The shift to a low-carbon and energy secure economy was at the top of the EU agenda and EU regional development and cohesion policy would make an important contribution to achieving it, the executive added.

Main source of public development funding

Friends of the Earth Europe and CEE Bankwatch Network compared the draft spending plans for 2014-2020, to how the funds were last allocated, seven years ago.

EU funds were often the main source of public development funding in the analyzed countries, the report said. But the current plans would not catalyze the shift to a low-carbon economy, did not give investors the certainty they need to back green projects, and would prevent the countries meeting their 2020 Climate and Energy targets.

Energy efficiency spending has quadrupled across the eight countries, with the biggest gains coming in the Czech Republic, Poland, and Slovakia.

But incineration and landfilling projects are earmarked for more funds than waste prevention, reuse, reduction and recycling. €1.18 billion is set aside for household waste, including incineration and landfill. About €1.1 billion is earmarked for waste sorting, minimizing and recycling, with €403 million for commercial, industrial and hazardous waste.

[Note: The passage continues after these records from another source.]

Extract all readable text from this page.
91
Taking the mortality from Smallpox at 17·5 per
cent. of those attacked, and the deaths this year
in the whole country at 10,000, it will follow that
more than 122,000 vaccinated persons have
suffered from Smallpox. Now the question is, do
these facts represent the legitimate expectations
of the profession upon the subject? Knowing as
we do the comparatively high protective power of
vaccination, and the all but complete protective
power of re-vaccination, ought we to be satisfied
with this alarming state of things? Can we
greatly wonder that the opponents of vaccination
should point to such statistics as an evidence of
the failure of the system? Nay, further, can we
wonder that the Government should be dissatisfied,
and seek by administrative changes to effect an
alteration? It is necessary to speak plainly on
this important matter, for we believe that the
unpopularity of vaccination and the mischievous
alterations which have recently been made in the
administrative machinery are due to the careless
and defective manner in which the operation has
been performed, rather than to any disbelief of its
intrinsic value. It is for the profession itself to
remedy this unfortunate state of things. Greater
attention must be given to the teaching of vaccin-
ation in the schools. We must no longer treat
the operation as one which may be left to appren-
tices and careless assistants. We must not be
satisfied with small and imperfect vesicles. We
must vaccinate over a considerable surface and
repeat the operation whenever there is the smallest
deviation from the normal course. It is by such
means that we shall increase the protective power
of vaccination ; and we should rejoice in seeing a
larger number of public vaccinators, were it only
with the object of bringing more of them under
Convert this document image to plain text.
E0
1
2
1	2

High-carbon industries still receive funds. Estonia and Poland are planning a substantial amount of fossil infrastructure, according to the report. Fossil fuels make up more than 20% of the energy infrastructure funded by the EU Budget.

Renewables spending has stayed the same over the last seven years. In the Czech Republic in particular, it is declining. Much, almost all in Estonia, Latvia and Lithuania, of the renewables funding is slated for biomass projects. The report said such projects were potentially environmentally damaging.

In transport, roads are set to receive more than half of the funds, rail about a quarter, and only marginal amounts for clean urban transport.